Another issue that often comes up with CBPR involves informing the community about informed consent.

“This is the piece we all struggle with,” Edwards says. “We typically end up with an education process in the community.”

For example, a community-based organization might approach researchers, asking them to study the organization’s ongoing program to evaluate its work for potential results that are generalizable. The organization has its own consent form, and although the people receiving the organization’s program benefits will not see anything change, they still will need to sign a separate research consent form, he explains.

“We say to the organization that their consent form might be fine for their program, but it’s not fine for the research we’re conducting,” Edwards says. “So we have to reconsent people and offer them the option of not signing the consent and still participating in the program.”

Michigan BioTrust consent options

Its policies provide best practice model

The Michigan BioTrust for Health, which is part of the Michigan Department of Community Health, has for decades collected and stored dried blood spots following newborn screening.

When the agency decided to make these de-identified samples available for research, the department sought community input on how best to make this happen. The result was a requirement that all samples used for research would need prior informed consent.

“In Michigan we have specifically created a bio repository for those newborn screening bloods to include research,” says Harry McGee, MPH, IRB chair at Michigan State University in East Lansing.

Here’s how the BioTrust’s informed consent process works:

• Blood samples taken from births after May 1, 2010, were subject to the new parental consent process at hospitals. Hospitals and midwives give new parents an option of signing a consent form after delivery if they want their child’s remaining blood spot samples made available for future medical research. Parents can change their mind later.

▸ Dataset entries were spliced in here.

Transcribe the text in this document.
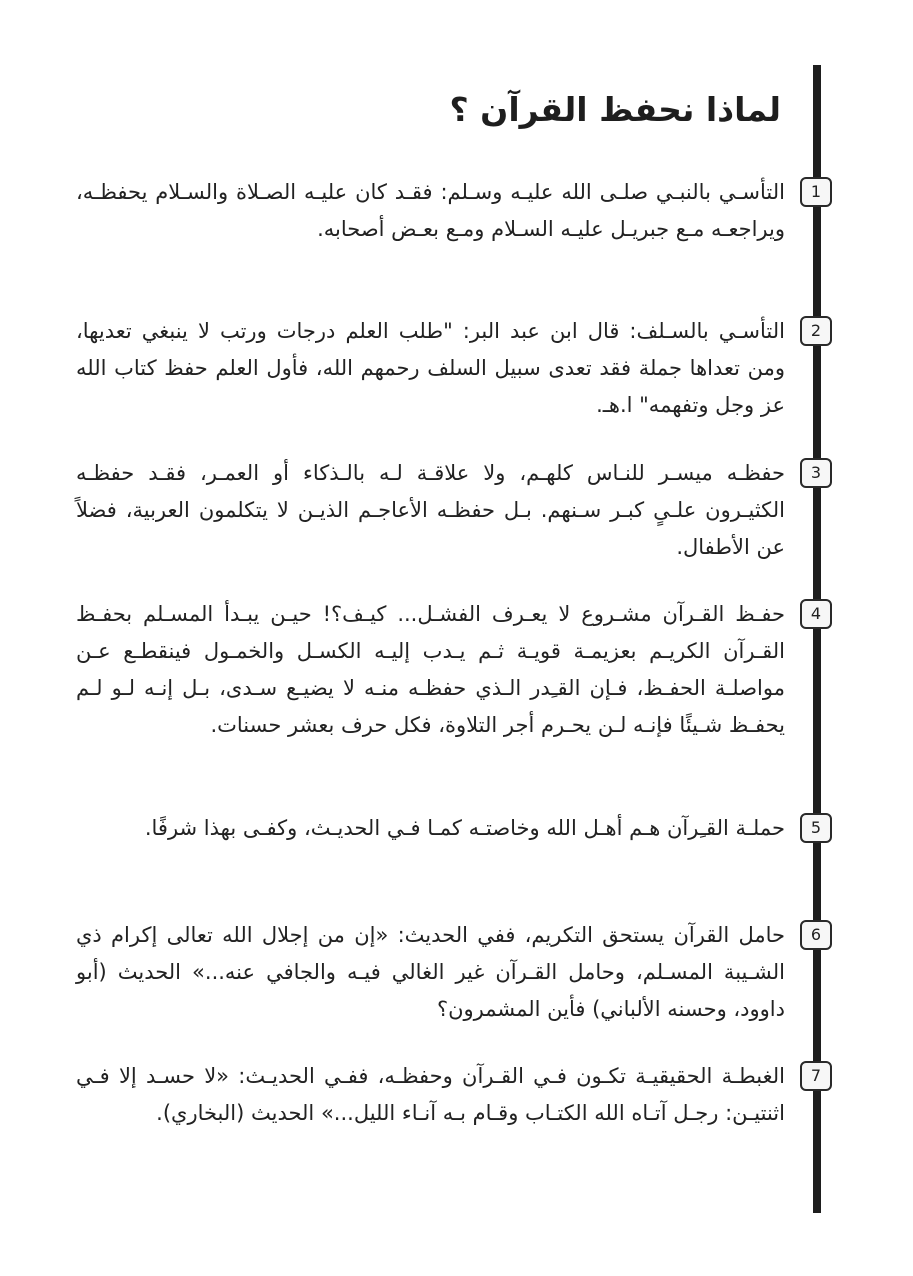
لماذا نحفظ القرآن ؟

التأسـي بالنبـي صلـى الله عليـه وسـلم: فقـد كان عليـه الصـلاة والسـلام يحفظـه، ويراجعـه مـع جبريـل عليـه السـلام ومـع بعـض أصحابه.

1

التأسـي بالسـلف: قال ابن عبد البر: "طلب العلم درجات ورتب لا ينبغي تعديها، ومن تعداها جملة فقد تعدى سبيل السلف رحمهم الله، فأول العلم حفظ كتاب الله عز وجل وتفهمه" ا.هـ.

2

حفظـه ميسـر للنـاس كلهـم، ولا علاقـة لـه بالـذكاء أو العمـر، فقـد حفظـه الكثيـرون علـىٍ كبـر سـنهم. بـل حفظـه الأعاجـم الذيـن لا يتكلمون العربية، فضلاً عن الأطفال.

3

حفـظ القـرآن مشـروع لا يعـرف الفشـل... كيـف؟! حيـن يبـدأ المسـلم بحفـظ القـرآن الكريـم بعزيمـة قويـة ثـم يـدب إليـه الكسـل والخمـول فينقطـع عـن مواصلـة الحفـظ، فـإن القـِدر الـذي حفظـه منـه لا يضيـع سـدى، بـل إنـه لـو لـم يحفـظ شـيئًا فإنـه لـن يحـرم أجر التلاوة، فكل حرف بعشر حسنات.

4

حملـة القـِرآن هـم أهـل الله وخاصتـه كمـا فـي الحديـث، وكفـى بهذا شرفًا.	5

حامل القرآن يستحق التكريم، ففي الحديث: «إن من إجلال الله تعالى إكرام ذي الشـيبة المسـلم، وحامل القـرآن غير الغالي فيـه والجافي عنه...» الحديث (أبو داوود، وحسنه الألباني) فأين المشمرون؟

6

الغبطـة الحقيقيـة تكـون فـي القـرآن وحفظـه، ففـي الحديـث: «لا حسـد إلا فـي اثنتيـن: رجـل آتـاه الله الكتـاب وقـام بـه آنـاء الليل...» الحديث (البخاري).

7
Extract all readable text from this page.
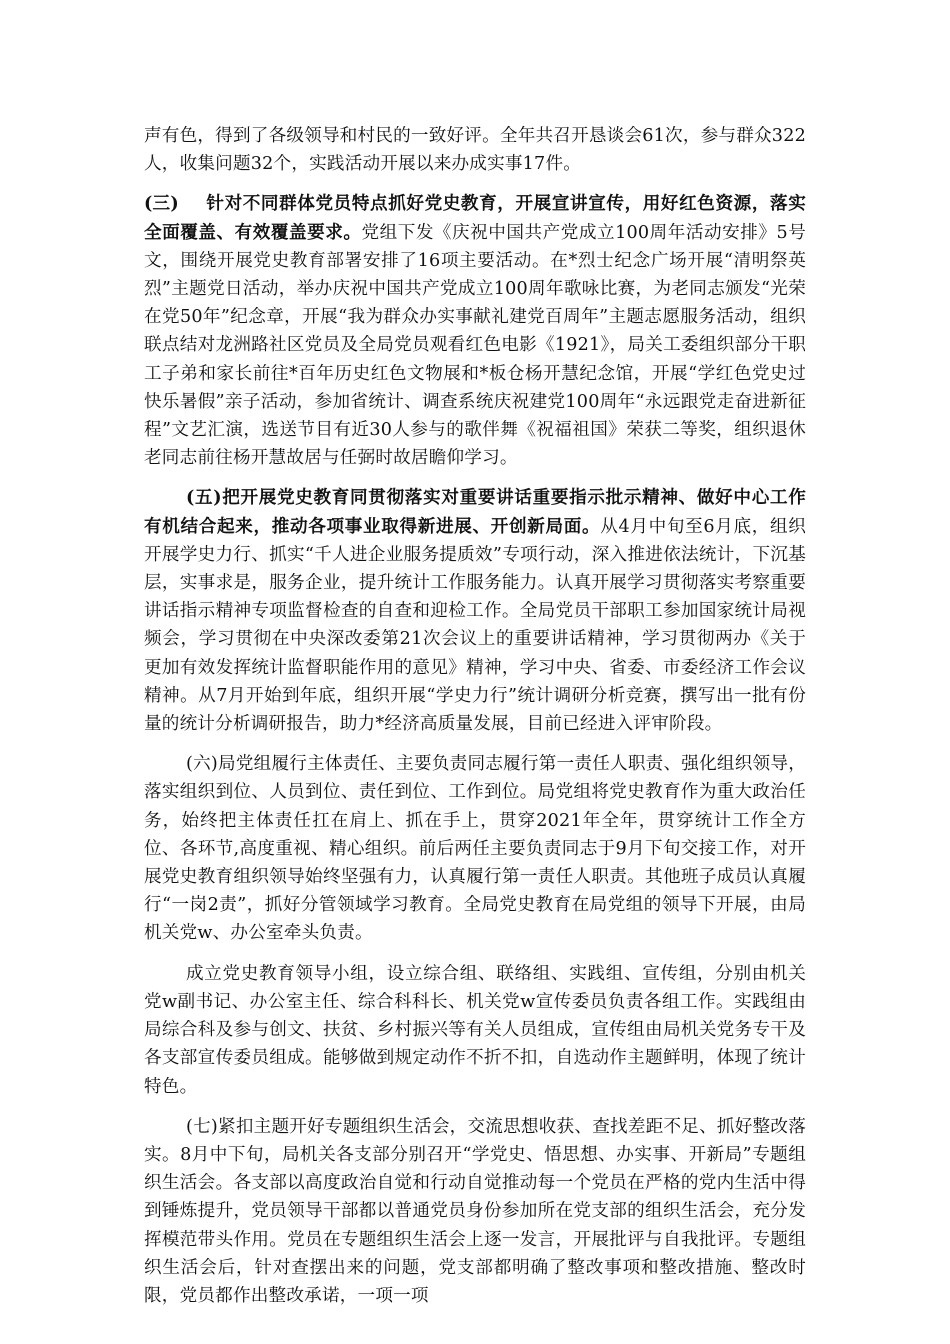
声有色，得到了各级领导和村民的一致好评。全年共召开恳谈会61次，参与群众322人，收集问题32个，实践活动开展以来办成实事17件。

(三) 针对不同群体党员特点抓好党史教育，开展宣讲宣传，用好红色资源，落实全面覆盖、有效覆盖要求。党组下发《庆祝中国共产党成立100周年活动安排》5号文，围绕开展党史教育部署安排了16项主要活动。在*烈士纪念广场开展“清明祭英烈”主题党日活动，举办庆祝中国共产党成立100周年歌咏比赛，为老同志颁发“光荣在党50年”纪念章，开展“我为群众办实事献礼建党百周年”主题志愿服务活动，组织联点结对龙洲路社区党员及全局党员观看红色电影《1921》，局关工委组织部分干职工子弟和家长前往*百年历史红色文物展和*板仓杨开慧纪念馆，开展“学红色党史过快乐暑假”亲子活动，参加省统计、调查系统庆祝建党100周年“永远跟党走奋进新征程”文艺汇演，选送节目有近30人参与的歌伴舞《祝福祖国》荣获二等奖，组织退休老同志前往杨开慧故居与任弼时故居瞻仰学习。

(五)把开展党史教育同贯彻落实对重要讲话重要指示批示精神、做好中心工作有机结合起来，推动各项事业取得新进展、开创新局面。从4月中旬至6月底，组织开展学史力行、抓实“千人进企业服务提质效”专项行动，深入推进依法统计，下沉基层，实事求是，服务企业，提升统计工作服务能力。认真开展学习贯彻落实考察重要讲话指示精神专项监督检查的自查和迎检工作。全局党员干部职工参加国家统计局视频会，学习贯彻在中央深改委第21次会议上的重要讲话精神，学习贯彻两办《关于更加有效发挥统计监督职能作用的意见》精神，学习中央、省委、市委经济工作会议精神。从7月开始到年底，组织开展“学史力行”统计调研分析竞赛，撰写出一批有份量的统计分析调研报告，助力*经济高质量发展，目前已经进入评审阶段。

(六)局党组履行主体责任、主要负责同志履行第一责任人职责、强化组织领导，落实组织到位、人员到位、责任到位、工作到位。局党组将党史教育作为重大政治任务，始终把主体责任扛在肩上、抓在手上，贯穿2021年全年，贯穿统计工作全方位、各环节,高度重视、精心组织。前后两任主要负责同志于9月下旬交接工作，对开展党史教育组织领导始终坚强有力，认真履行第一责任人职责。其他班子成员认真履行“一岗2责”，抓好分管领域学习教育。全局党史教育在局党组的领导下开展，由局机关党w、办公室牵头负责。

成立党史教育领导小组，设立综合组、联络组、实践组、宣传组，分别由机关党w副书记、办公室主任、综合科科长、机关党w宣传委员负责各组工作。实践组由局综合科及参与创文、扶贫、乡村振兴等有关人员组成，宣传组由局机关党务专干及各支部宣传委员组成。能够做到规定动作不折不扣，自选动作主题鲜明，体现了统计特色。

(七)紧扣主题开好专题组织生活会，交流思想收获、查找差距不足、抓好整改落实。8月中下旬，局机关各支部分别召开“学党史、悟思想、办实事、开新局”专题组织生活会。各支部以高度政治自觉和行动自觉推动每一个党员在严格的党内生活中得到锤炼提升，党员领导干部都以普通党员身份参加所在党支部的组织生活会，充分发挥模范带头作用。党员在专题组织生活会上逐一发言，开展批评与自我批评。专题组织生活会后，针对查摆出来的问题，党支部都明确了整改事项和整改措施、整改时限，党员都作出整改承诺，一项一项
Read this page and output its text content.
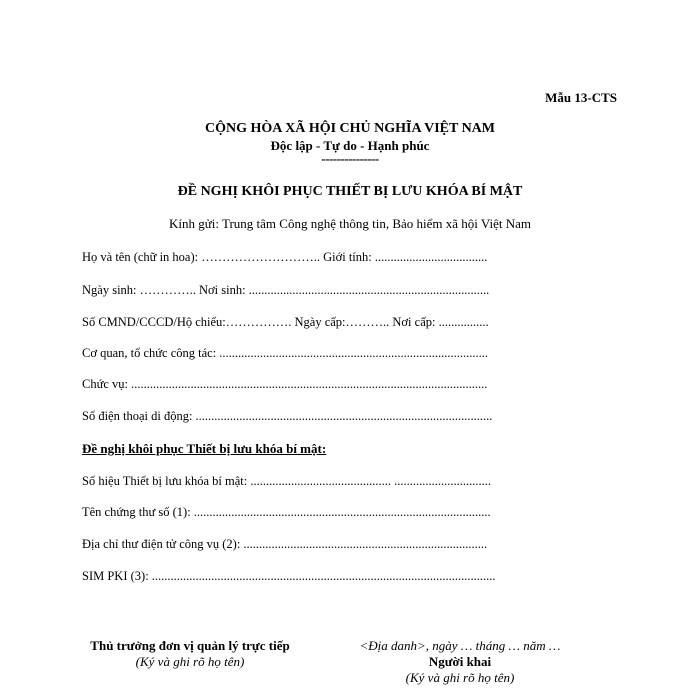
Mẫu 13-CTS
CỘNG HÒA XÃ HỘI CHỦ NGHĨA VIỆT NAM
Độc lập - Tự do - Hạnh phúc
---------------
ĐỀ NGHỊ KHÔI PHỤC THIẾT BỊ LƯU KHÓA BÍ MẬT
Kính gửi: Trung tâm Công nghệ thông tin, Bảo hiểm xã hội Việt Nam
Họ và tên (chữ in hoa): ……………………….. Giới tính: ....................................
Ngày sinh: ………….. Nơi sinh: .............................................................................
Số CMND/CCCD/Hộ chiếu:……………. Ngày cấp:……….. Nơi cấp: ................
Cơ quan, tổ chức công tác: ......................................................................................
Chức vụ: ..................................................................................................................
Số điện thoại di động: ...............................................................................................
Đề nghị khôi phục Thiết bị lưu khóa bí mật:
Số hiệu Thiết bị lưu khóa bí mật: ............................................. ...............................
Tên chứng thư số (1): ...............................................................................................
Địa chỉ thư điện tử công vụ (2): ..............................................................................
SIM PKI (3): ..............................................................................................................
Thủ trưởng đơn vị quản lý trực tiếp
(Ký và ghi rõ họ tên)
<Địa danh>, ngày … tháng … năm …
Người khai
(Ký và ghi rõ họ tên)
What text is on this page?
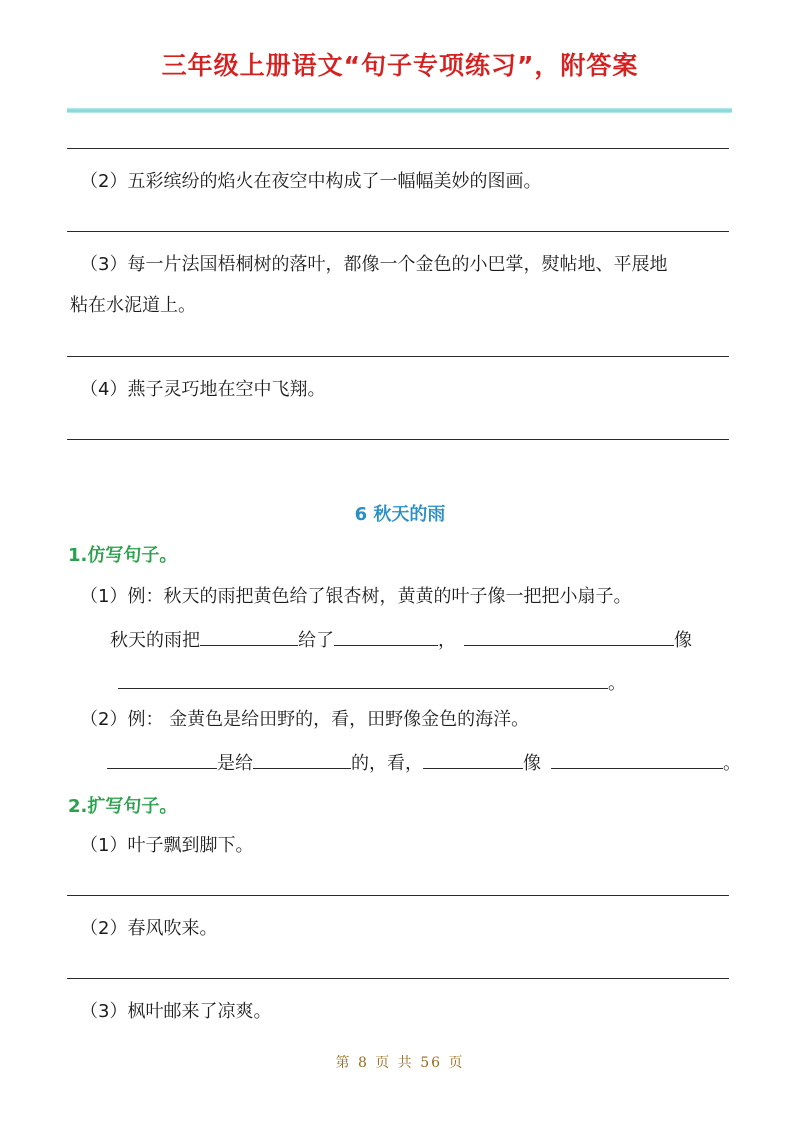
三年级上册语文“句子专项练习”，附答案
（2）五彩缤纷的焰火在夜空中构成了一幅幅美妙的图画。
（3）每一片法国梧桐树的落叶，都像一个金色的小巴掌，熨帖地、平展地
粘在水泥道上。
（4）燕子灵巧地在空中飞翔。
6 秋天的雨
1.仿写句子。
（1）例：秋天的雨把黄色给了银杏树，黄黄的叶子像一把把小扇子。
秋天的雨把	给了	，	像
。
（2）例： 金黄色是给田野的，看，田野像金色的海洋。
是给	的，看，	像	。
2.扩写句子。
（1）叶子飘到脚下。
（2）春风吹来。
（3）枫叶邮来了凉爽。
第 8 页 共 56 页
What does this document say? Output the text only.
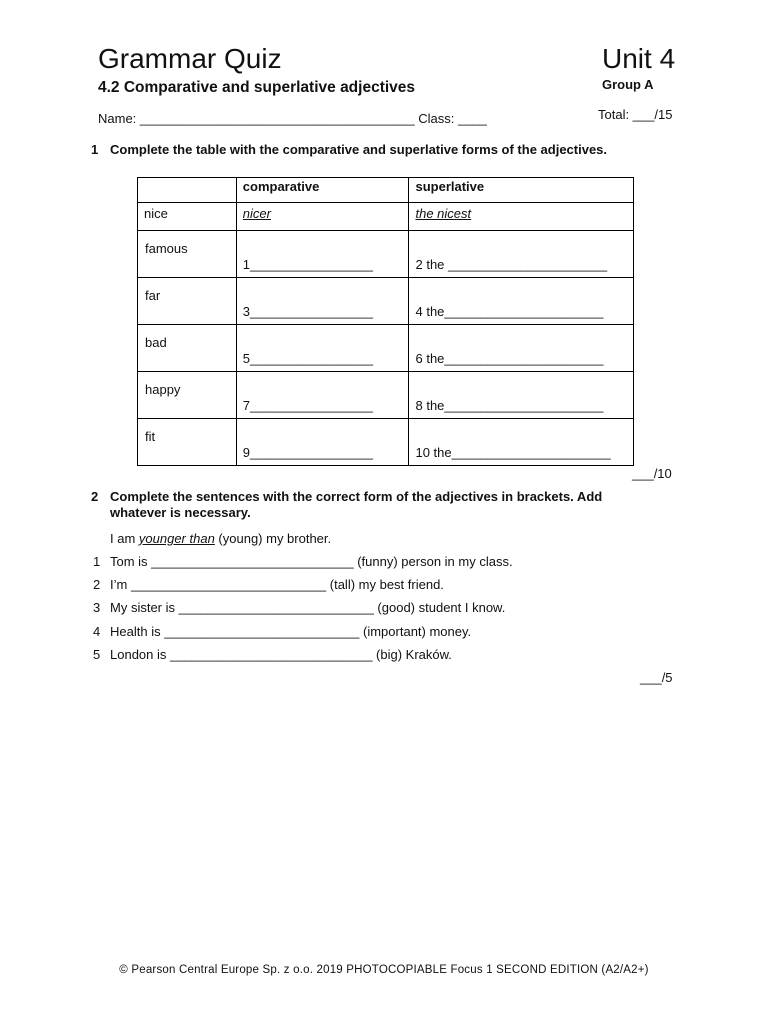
Grammar Quiz	Unit 4
4.2 Comparative and superlative adjectives	Group A
Name: ______________________________________ Class: ____	Total: ___/15
1 Complete the table with the comparative and superlative forms of the adjectives.
	comparative	superlative
nice	nicer	the nicest

famous	1_________________	2 the ______________________

far	3_________________	4 the______________________

bad	5_________________	6 the______________________

happy	7_________________	8 the______________________

fit	9_________________	10 the______________________
___/10
2 Complete the sentences with the correct form of the adjectives in brackets. Add whatever is necessary.
I am younger than (young) my brother.
1 Tom is ____________________________ (funny) person in my class.
2 I’m ___________________________ (tall) my best friend.
3 My sister is ___________________________ (good) student I know.
4 Health is ___________________________ (important) money.
5 London is ____________________________ (big) Kraków.
___/5
© Pearson Central Europe Sp. z o.o. 2019 PHOTOCOPIABLE Focus 1 SECOND EDITION (A2/A2+)
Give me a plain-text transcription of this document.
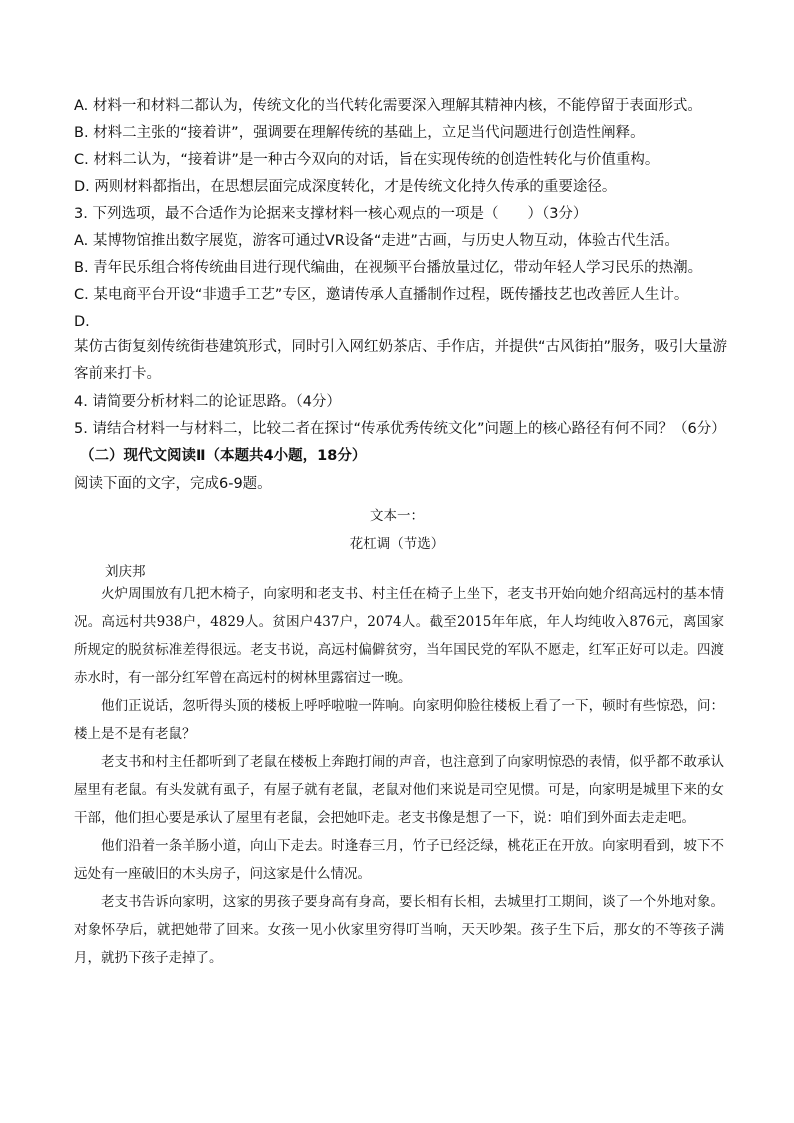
A. 材料一和材料二都认为，传统文化的当代转化需要深入理解其精神内核，不能停留于表面形式。
B. 材料二主张的“接着讲”，强调要在理解传统的基础上，立足当代问题进行创造性阐释。
C. 材料二认为，“接着讲”是一种古今双向的对话，旨在实现传统的创造性转化与价值重构。
D. 两则材料都指出，在思想层面完成深度转化，才是传统文化持久传承的重要途径。
3. 下列选项，最不合适作为论据来支撑材料一核心观点的一项是（　　）（3分）
A. 某博物馆推出数字展览，游客可通过VR设备“走进”古画，与历史人物互动，体验古代生活。
B. 青年民乐组合将传统曲目进行现代编曲，在视频平台播放量过亿，带动年轻人学习民乐的热潮。
C. 某电商平台开设“非遗手工艺”专区，邀请传承人直播制作过程，既传播技艺也改善匠人生计。
D.
某仿古街复刻传统街巷建筑形式，同时引入网红奶茶店、手作店，并提供“古风街拍”服务，吸引大量游
客前来打卡。
4. 请简要分析材料二的论证思路。（4分）
5. 请结合材料一与材料二，比较二者在探讨“传承优秀传统文化”问题上的核心路径有何不同？（6分）
（二）现代文阅读Ⅱ（本题共4小题，18分）
阅读下面的文字，完成6-9题。
文本一：
花杠调（节选）
刘庆邦

火炉周围放有几把木椅子，向家明和老支书、村主任在椅子上坐下，老支书开始向她介绍高远村的基本情况。高远村共938户，4829人。贫困户437户，2074人。截至2015年年底，年人均纯收入876元，离国家所规定的脱贫标准差得很远。老支书说，高远村偏僻贫穷，当年国民党的军队不愿走，红军正好可以走。四渡赤水时，有一部分红军曾在高远村的树林里露宿过一晚。

他们正说话，忽听得头顶的楼板上呼呼啦啦一阵响。向家明仰脸往楼板上看了一下，顿时有些惊恐，问：楼上是不是有老鼠？

老支书和村主任都听到了老鼠在楼板上奔跑打闹的声音，也注意到了向家明惊恐的表情，似乎都不敢承认屋里有老鼠。有头发就有虱子，有屋子就有老鼠，老鼠对他们来说是司空见惯。可是，向家明是城里下来的女干部，他们担心要是承认了屋里有老鼠，会把她吓走。老支书像是想了一下，说：咱们到外面去走走吧。

他们沿着一条羊肠小道，向山下走去。时逢春三月，竹子已经泛绿，桃花正在开放。向家明看到，坡下不远处有一座破旧的木头房子，问这家是什么情况。

老支书告诉向家明，这家的男孩子要身高有身高，要长相有长相，去城里打工期间，谈了一个外地对象。对象怀孕后，就把她带了回来。女孩一见小伙家里穷得叮当响，天天吵架。孩子生下后，那女的不等孩子满月，就扔下孩子走掉了。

“The informed consent process takes place at the time of birth when the mother is approached with information about the BioTrust,” McGee explains. “She is offered a consent form that says she has the choice of allowing or not allowing the blood that is already going to be stored for newborn screening purposes to also be used for research that would take place without the identity of the child or mother being revealed to the researcher.”

• People born between July 1984 and April 30, 2010, who do not want their stored blood spots used for future research can fill out a form to request that the sample be saved but not used for research or they can request the sample be destroyed.

• Samples prior to July 1984 were destroyed, but all samples collected since then will be saved indefinitely.

“It’s stored for immediate newborn screening purposes and stored in the long term for the personal use of the child or family,” McGee says.

For example, the stored samples could be used for forensic purposes, he adds.